Impact of Abcc2 [Multidrug Resistance-Associated Protein (Mrp) 2], Abcc3 (Mrp3), and Abcg2 (Breast Cancer Resistance Protein) on the Oral Pharmacokinetics of Methotrexate and Its Main Metabolite 7-Hydroxymethotrexate

Vlaming M. L. H., van Esch A., van de Steeg E., Pala Z., Wagenaar E., van Tellingen O., ...More

DRUG METABOLISM AND DISPOSITION, vol.39, no.8, pp.1338-1344, 2011 (SCI-Expanded) identifier identifier identifier

  • Publication Type: Article / Article
  • Volume: 39 Issue: 8
  • Publication Date: 2011
  • Doi Number: 10.1124/dmd.111.038794
  • Journal Indexes: Science Citation Index Expanded (SCI-EXPANDED), Scopus
  • Page Numbers: pp.1338-1344
  • Istanbul University Affiliated: Yes


The ATP-binding cassette (ABC) transporters ABCC2 [ multidrug resistance-associated protein (MRP) 2], ABCC3 (MRP3), and ABCG2 (breast cancer resistance protein) are involved in the efflux of potentially toxic compounds from the body. We have shown before that ABCC2, ABCC3, and ABCG2 together influence the pharmacokinetics of the anticancer and antirheumatic drug methotrexate (MTX) and its toxic metabolite 7-hydroxymethotrexate (7OH-MTX) after intravenous MTX administration. We now have used Abcc2; Abcc3; Abcg2(-/-) and corresponding single and double knockout mice to investigate the relative impact of these transporters on MTX and 7OH-MTX pharmacokinetics after oral MTX administration (50 mg/kg). The plasma areas under the curve (AUC(plasma)) in Abcg2(-/-) and Abcc2; Abcg2(-/-) mice were 1.7- and 3.0-fold higher than those in wild-type mice, respectively, suggesting additive effects of Abcc2 and Abcg2 on oral MTX pharmacokinetics. However, the AUC(plasma) in Abcc2; Abcc3; Abcg2(-/-) mice was not different from that in wild-type mice, indicating that Abcc3 protein is necessary for increased MTX plasma concentrations in the absence of Abcc2 and/or Abcg2. Furthermore, 2 h after administration, MTX liver levels were increased in Abcg2-deficient strains and MTX kidney levels were 2.2-fold increased in Abcc2; Abcg2(-/-) mice compared with those in wild-type mice.

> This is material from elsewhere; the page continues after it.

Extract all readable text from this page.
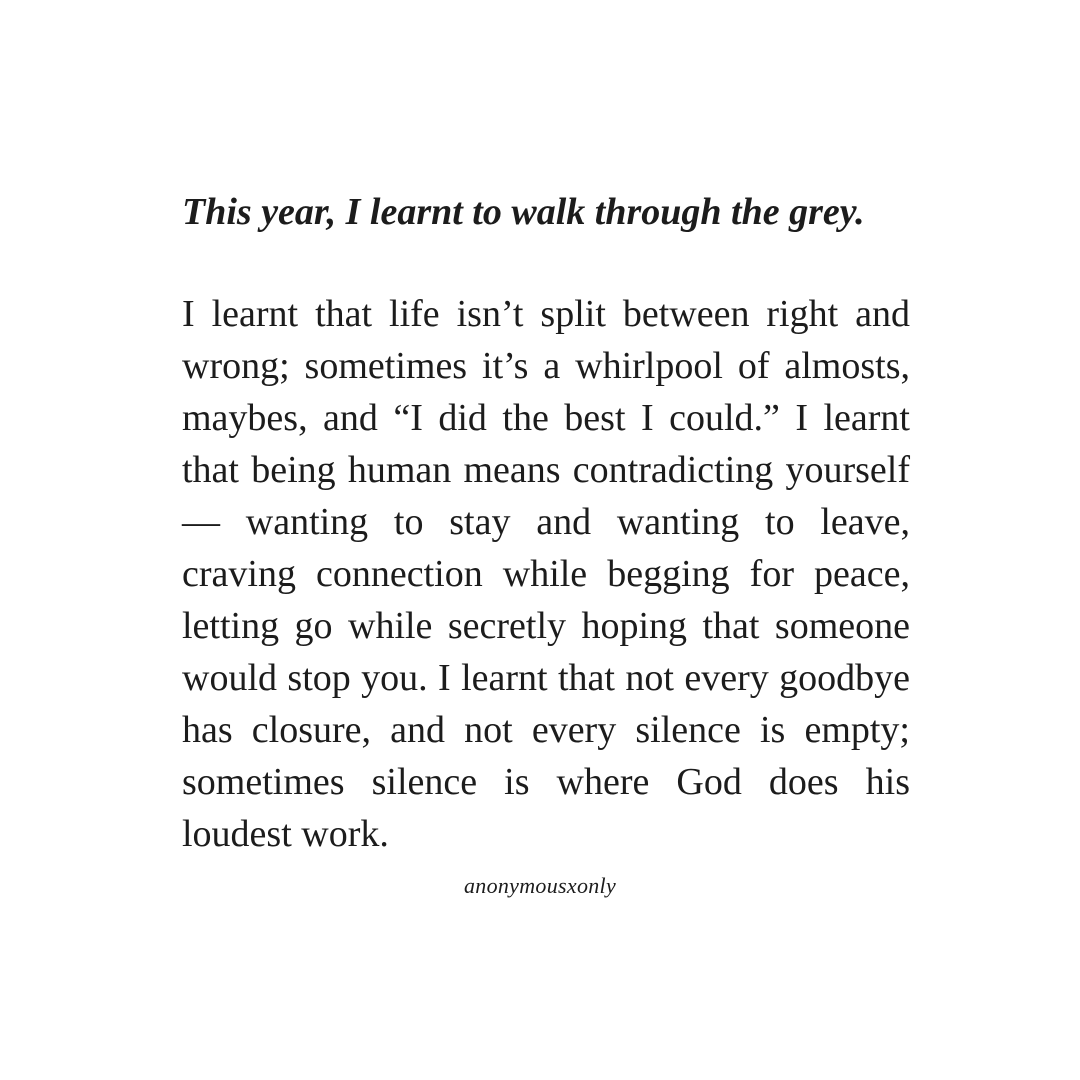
This year, I learnt to walk through the grey.

I learnt that life isn’t split between right and wrong; sometimes it’s a whirlpool of almosts, maybes, and “I did the best I could.” I learnt that being human means contradicting yourself — wanting to stay and wanting to leave, craving connection while begging for peace, letting go while secretly hoping that someone would stop you. I learnt that not every goodbye has closure, and not every silence is empty; sometimes silence is where God does his loudest work.

anonymousxonly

The absence of Abcc2 and/or Abcg2 also led to significantly increased liver and kidney levels of 7OH-MTX. Our results suggest that inhibition of ABCG2 and/or ABCC2, genetic polymorphisms or mutations reducing expression or activity of these proteins may increase the oral availability of MTX. Such conditions may also present risk factors for increased MTX-related toxicity in patients treated with oral MTX.